Fratello mio,
Affido questa lettera alle mani fedeli di Aloisio, con la raccomandazione di consegnartela al riparo da occhi indiscreti. 
Avrei voluto presentarmi a te di persona, ma le mie ferite faticano a guarire, malgrado le mani pazienti dei maestri: ti chiedo perdono, dunque, per la pena che sto per arrecarti con le mie parole.
Una missiva senza ambasciatore è giunta alla porta delle nostre nobili case, torva e tentatrice.

“E voi, insulso retaggio di ciò che un tempo furono i vostri avi, chinerete il capo in cieca obbedienza.” – “Non fatemi attendere.”
Non trascrivo altro di ciò che ho letto, nello sventurato caso in cui queste righe non dovessero giungere nelle tue mani. 
Un potere oscuro si dichiara più forte della terra dell’Impero e dello spirito del Dogma, e reclama Viqueria come propria. Forse, mentre leggi, ti sarà già giunta notizia di ciò che è successo alla Villa delle Bambole: un servo di questo re senza corona ha tentato di piegarci al volere del padrone, tra quelle mura maledette. Non vi è riuscito, ma il ricordo delle fiamme gelide che bruciano la pelle, sotto la cotta di maglia, e delle urla, è quel che basta per strapparmi ogni boria. 

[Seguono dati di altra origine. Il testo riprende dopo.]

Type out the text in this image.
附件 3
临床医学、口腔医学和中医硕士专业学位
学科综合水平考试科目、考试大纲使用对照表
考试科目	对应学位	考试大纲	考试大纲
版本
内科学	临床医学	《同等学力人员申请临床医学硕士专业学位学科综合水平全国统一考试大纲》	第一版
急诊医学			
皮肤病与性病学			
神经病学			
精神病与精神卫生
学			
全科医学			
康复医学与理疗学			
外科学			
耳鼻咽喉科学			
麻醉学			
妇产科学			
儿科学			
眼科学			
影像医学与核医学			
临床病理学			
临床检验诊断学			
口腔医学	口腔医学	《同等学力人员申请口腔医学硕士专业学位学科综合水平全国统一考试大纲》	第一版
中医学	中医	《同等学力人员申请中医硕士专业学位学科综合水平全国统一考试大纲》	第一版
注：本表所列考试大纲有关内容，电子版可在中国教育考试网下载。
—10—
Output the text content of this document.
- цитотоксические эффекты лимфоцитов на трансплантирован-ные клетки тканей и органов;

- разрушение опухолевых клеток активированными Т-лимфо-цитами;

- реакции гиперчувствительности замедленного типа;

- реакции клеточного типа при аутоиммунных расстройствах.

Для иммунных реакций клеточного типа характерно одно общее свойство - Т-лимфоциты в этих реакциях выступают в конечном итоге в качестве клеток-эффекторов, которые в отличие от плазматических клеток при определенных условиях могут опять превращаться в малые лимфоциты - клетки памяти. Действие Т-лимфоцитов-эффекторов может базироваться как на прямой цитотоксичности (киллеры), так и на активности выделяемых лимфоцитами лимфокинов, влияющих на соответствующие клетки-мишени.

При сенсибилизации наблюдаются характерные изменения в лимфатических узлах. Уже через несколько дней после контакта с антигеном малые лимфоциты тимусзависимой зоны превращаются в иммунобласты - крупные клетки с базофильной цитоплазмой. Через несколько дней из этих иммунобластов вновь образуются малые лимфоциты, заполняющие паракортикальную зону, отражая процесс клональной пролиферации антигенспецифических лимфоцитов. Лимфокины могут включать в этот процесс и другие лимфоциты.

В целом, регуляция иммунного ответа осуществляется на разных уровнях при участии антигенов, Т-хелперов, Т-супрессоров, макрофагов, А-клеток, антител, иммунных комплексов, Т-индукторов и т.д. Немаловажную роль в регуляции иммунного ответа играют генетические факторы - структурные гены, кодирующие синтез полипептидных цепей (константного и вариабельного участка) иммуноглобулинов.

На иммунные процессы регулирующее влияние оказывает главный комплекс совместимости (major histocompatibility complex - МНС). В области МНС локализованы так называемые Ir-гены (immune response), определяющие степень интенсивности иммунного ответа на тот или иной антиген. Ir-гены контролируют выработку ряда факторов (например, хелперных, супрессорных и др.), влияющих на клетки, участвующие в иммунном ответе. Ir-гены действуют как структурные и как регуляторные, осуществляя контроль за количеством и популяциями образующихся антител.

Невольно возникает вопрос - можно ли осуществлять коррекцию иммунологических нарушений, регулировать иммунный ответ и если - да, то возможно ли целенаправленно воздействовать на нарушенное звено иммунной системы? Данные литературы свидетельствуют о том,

Non posso mentirti, Enrico: ciò che ho visto ha il colore del sangue e dell’odio – temo che una notte lunga e buia stia per calare sulla nostra amata Città.  
Tuttavia, a piagare di più il mio spirito è la mia inadeguatezza. Ho fallito. 

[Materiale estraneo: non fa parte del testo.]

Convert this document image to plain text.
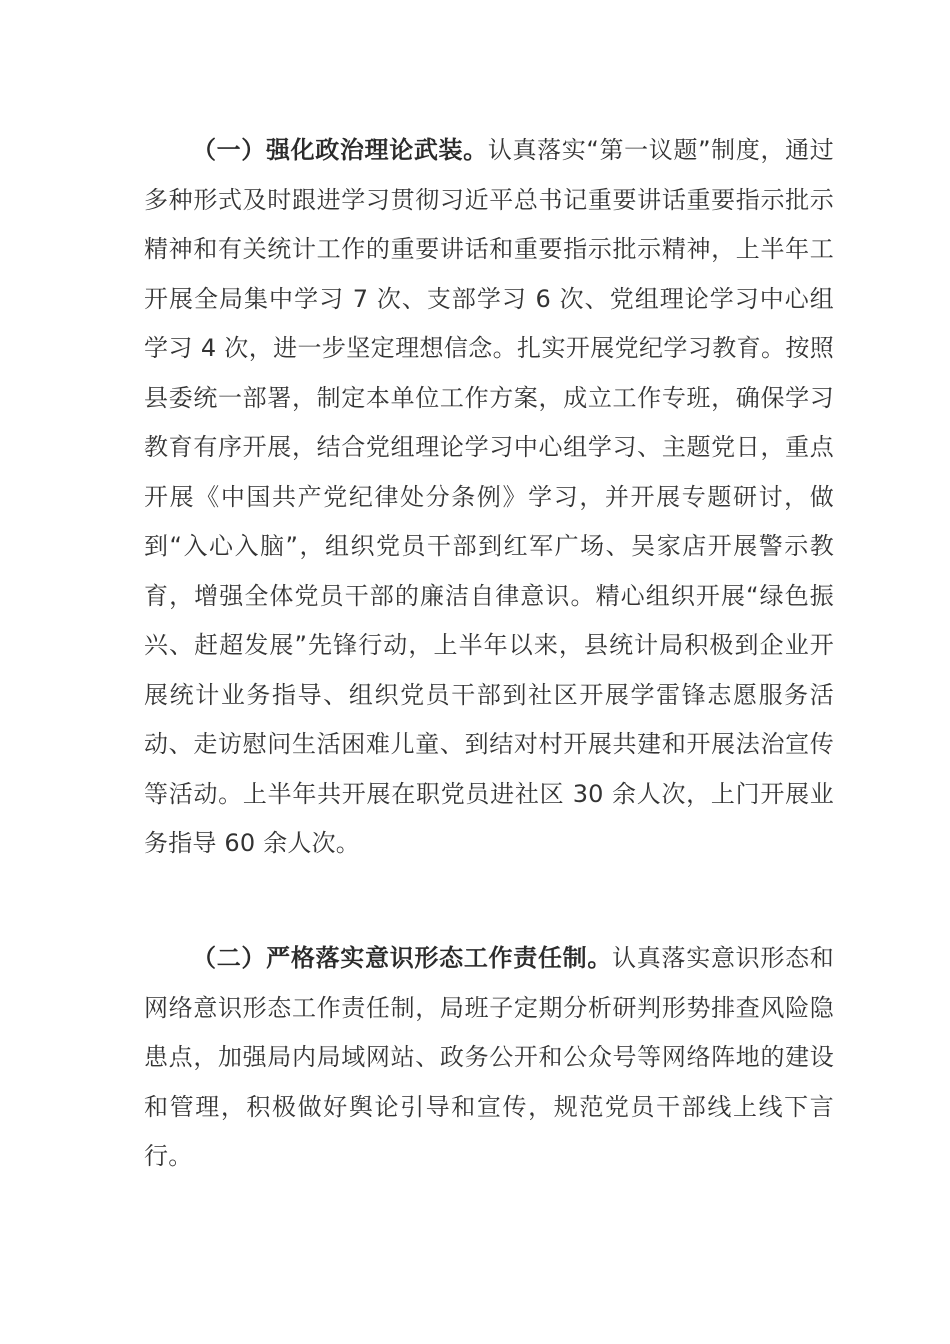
（一）强化政治理论武装。认真落实“第一议题”制度，通过多种形式及时跟进学习贯彻习近平总书记重要讲话重要指示批示精神和有关统计工作的重要讲话和重要指示批示精神，上半年工开展全局集中学习 7 次、支部学习 6 次、党组理论学习中心组学习 4 次，进一步坚定理想信念。扎实开展党纪学习教育。按照县委统一部署，制定本单位工作方案，成立工作专班，确保学习教育有序开展，结合党组理论学习中心组学习、主题党日，重点开展《中国共产党纪律处分条例》学习，并开展专题研讨，做到“入心入脑”，组织党员干部到红军广场、吴家店开展警示教育，增强全体党员干部的廉洁自律意识。精心组织开展“绿色振兴、赶超发展”先锋行动，上半年以来，县统计局积极到企业开展统计业务指导、组织党员干部到社区开展学雷锋志愿服务活动、走访慰问生活困难儿童、到结对村开展共建和开展法治宣传等活动。上半年共开展在职党员进社区 30 余人次，上门开展业务指导 60 余人次。

（二）严格落实意识形态工作责任制。认真落实意识形态和网络意识形态工作责任制，局班子定期分析研判形势排查风险隐患点，加强局内局域网站、政务公开和公众号等网络阵地的建设和管理，积极做好舆论引导和宣传，规范党员干部线上线下言行。
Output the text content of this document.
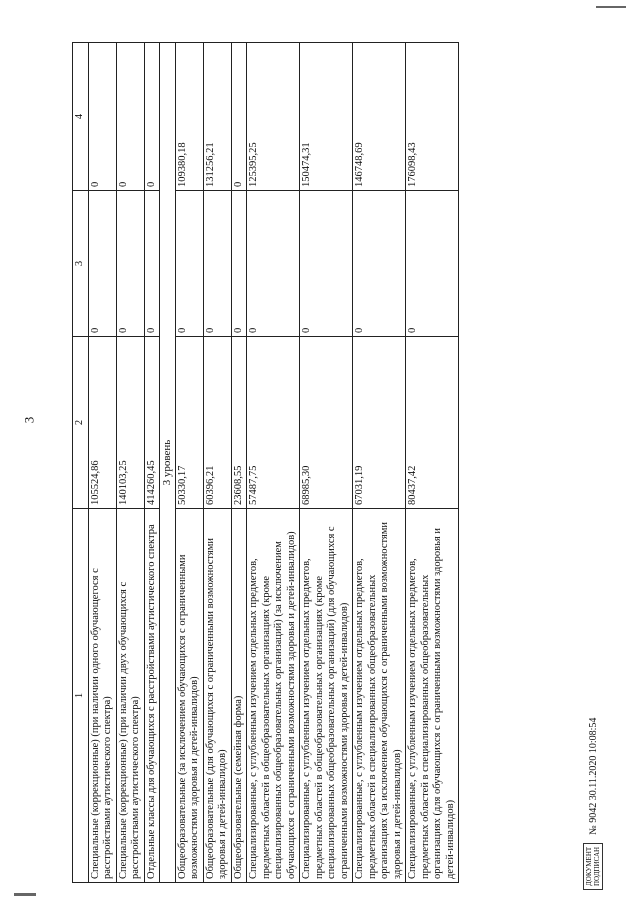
3
1	2	3	4
Специальные (коррекционные) (при наличии одного обучающегося с расстройствами аутистического спектра)	105524,86	0	0
Специальные (коррекционные) (при наличии двух обучающихся с расстройствами аутистического спектра)	140103,25	0	0
Отдельные классы для обучающихся с расстройствами аутистического спектра	414260,45	0	0
3 уровень			
Общеобразовательные (за исключением обучающихся с ограниченными возможностями здоровья и детей-инвалидов)	50330,17	0	109380,18
Общеобразовательные (для обучающихся с ограниченными возможностями здоровья и детей-инвалидов)	60396,21	0	131256,21
Общеобразовательные (семейная форма)	23608,55	0	0
Специализированные, с углубленным изучением отдельных предметов, предметных областей в общеобразовательных организациях (кроме специализированных общеобразовательных организаций) (за исключением обучающихся с ограниченными возможностями здоровья и детей-инвалидов)	57487,75	0	125395,25
Специализированные, с углубленным изучением отдельных предметов, предметных областей в общеобразовательных организациях (кроме специализированных общеобразовательных организаций) (для обучающихся с ограниченными возможностями здоровья и детей-инвалидов)	68985,30	0	150474,31
Специализированные, с углубленным изучением отдельных предметов, предметных областей в специализированных общеобразовательных организациях (за исключением обучающихся с ограниченными возможностями здоровья и детей-инвалидов)	67031,19	0	146748,69
Специализированные, с углубленным изучением отдельных предметов, предметных областей в специализированных общеобразовательных организациях (для обучающихся с ограниченными возможностями здоровья и детей-инвалидов)	80437,42	0	176098,43
ДОКУМЕНТ ПОДПИСАН
№ 9042 30.11.2020 10:08:54
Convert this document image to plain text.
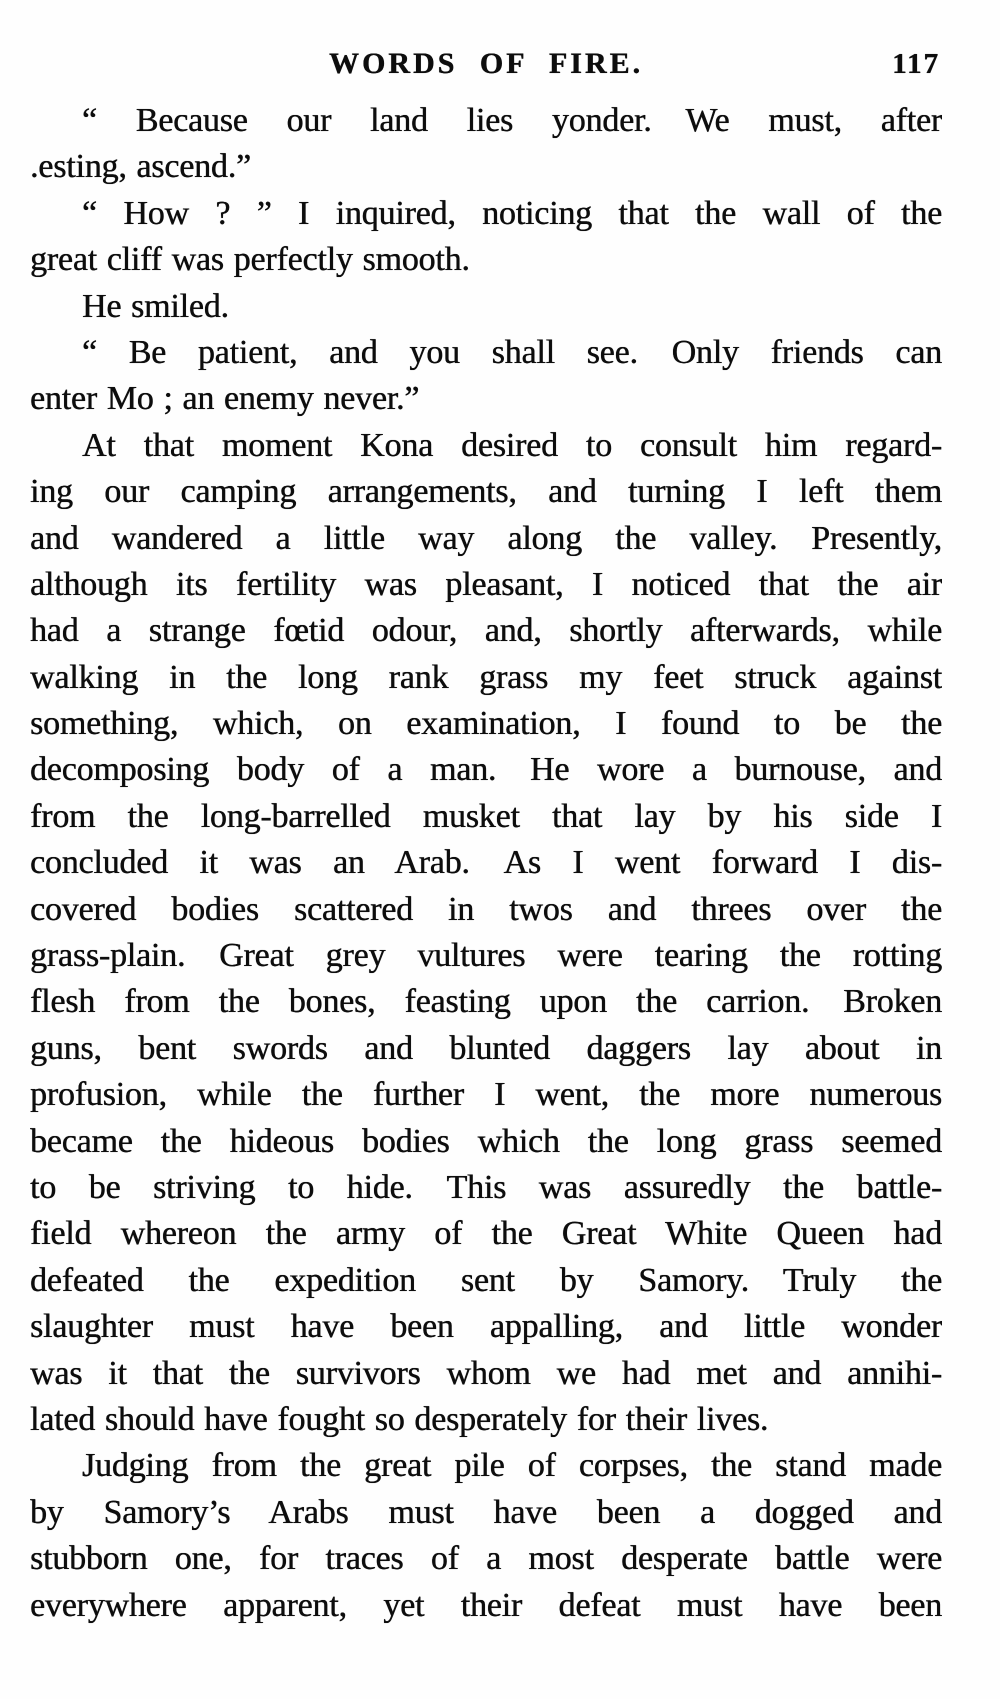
WORDS OF FIRE.	117
“ Because our land lies yonder. We must, after
.esting, ascend.”
“ How ? ” I inquired, noticing that the wall of the
great cliff was perfectly smooth.
He smiled.
“ Be patient, and you shall see. Only friends can
enter Mo ; an enemy never.”
At that moment Kona desired to consult him regard-
ing our camping arrangements, and turning I left them
and wandered a little way along the valley. Presently,
although its fertility was pleasant, I noticed that the air
had a strange fœtid odour, and, shortly afterwards, while
walking in the long rank grass my feet struck against
something, which, on examination, I found to be the
decomposing body of a man. He wore a burnouse, and
from the long-barrelled musket that lay by his side I
concluded it was an Arab. As I went forward I dis-
covered bodies scattered in twos and threes over the
grass-plain. Great grey vultures were tearing the rotting
flesh from the bones, feasting upon the carrion. Broken
guns, bent swords and blunted daggers lay about in
profusion, while the further I went, the more numerous
became the hideous bodies which the long grass seemed
to be striving to hide. This was assuredly the battle-
field whereon the army of the Great White Queen had
defeated the expedition sent by Samory. Truly the
slaughter must have been appalling, and little wonder
was it that the survivors whom we had met and annihi-
lated should have fought so desperately for their lives.
Judging from the great pile of corpses, the stand made
by Samory’s Arabs must have been a dogged and
stubborn one, for traces of a most desperate battle were
everywhere apparent, yet their defeat must have been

Ho avuto l’occasione di dimostrare il mio valore ai miei compagni di Caccia, e l’ho sprecata. Ancora di più, le mie azioni sconsiderate hanno messo in pericolo la vita dei nostri famigliari.

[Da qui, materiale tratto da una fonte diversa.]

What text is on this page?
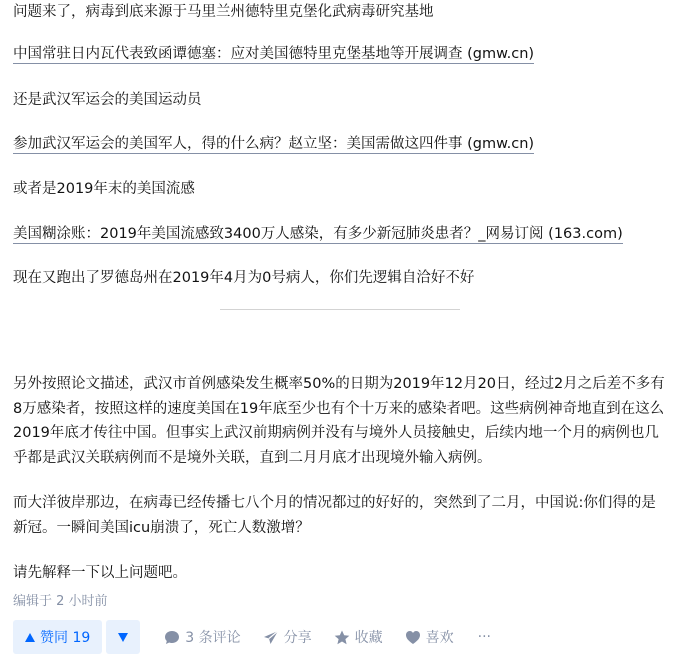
问题来了，病毒到底来源于马里兰州德特里克堡化武病毒研究基地

中国常驻日内瓦代表致函谭德塞：应对美国德特里克堡基地等开展调查 (gmw.cn)

还是武汉军运会的美国运动员

参加武汉军运会的美国军人，得的什么病？赵立坚：美国需做这四件事 (gmw.cn)

或者是2019年末的美国流感

美国糊涂账：2019年美国流感致3400万人感染，有多少新冠肺炎患者？_网易订阅 (163.com)

现在又跑出了罗德岛州在2019年4月为0号病人，你们先逻辑自洽好不好

另外按照论文描述，武汉市首例感染发生概率50%的日期为2019年12月20日，经过2月之后差不多有8万感染者，按照这样的速度美国在19年底至少也有个十万来的感染者吧。这些病例神奇地直到在这么2019年底才传往中国。但事实上武汉前期病例并没有与境外人员接触史，后续内地一个月的病例也几乎都是武汉关联病例而不是境外关联，直到二月月底才出现境外输入病例。

而大洋彼岸那边，在病毒已经传播七八个月的情况都过的好好的，突然到了二月，中国说:你们得的是新冠。一瞬间美国icu崩溃了，死亡人数激增？

请先解释一下以上问题吧。

编辑于 2 小时前

赞同 19	3 条评论	分享	收藏	喜欢 ···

Mentre scrivo, riesco a immaginare la piega secca di rimprovero nella tua voce. Il Male attende e attecchisce, nascosto in ogni dove, e tu piangi la tua inettitudine? 
C’è dell’altro. 

Come oramai di certo saprai, i Sannazzaro hanno abbandonato il Castello di Valle Scuropasso, e ora dimorano entro le mura di Viqueria. Là, tra i corridoi di quel maniero perduto tra i boschi, mentre noi Cacciatori attendevamo che Filippo Sannazzaro ci ricevesse, un valletto poco più che bambino ci ha mostrato il salone degli arazzi. 
Tra i tessuti che narravano della storia più recente della Famiglia Sannazzaro, uno soltanto recava con sé il racconto di un’antica rovina – sono trascorsi molti giorni, eppure non riesco ancora a lasciarmi alle spalle l’inquietudine che ho provato dinanzi a quella vista: un filato nero di lane e sete pregiate, steso a perdita d’occhio, e poco oltre i contorni di un castello avvolto dalle fiamme. 
Ho chiesto al valletto cosa rappresentasse quell’arazzo: il disastro, mi ha detto con voce sottile.
Non sono riuscita a scoprire altro che questo: in passato, il castello dei Sannazzaro è stato distrutto da un incendio indomabile – e ora un atroce sospetto rode i miei pensieri come un tarlo, un sospetto che non oso vergare su questa pergamena, per timore di renderti mio complice.
Se puoi, conduci una ricerca per me: porta alla luce la storia della Famiglia Sannazzaro, trova ciò che è stato scritto sul terribile disastro. Traccia una loro genealogia, per quanto ti è possibile reperire, e presta particolare attenzione alla discendenza di Filippo… e a quella di Alessandro.
Mi appello alla tua saggezza, alla tua conoscenza e alla tua discrezione.
Brucia questa lettera quanto prima. 

Non trascorre un giorno senza che io pensi a Bartolomeo.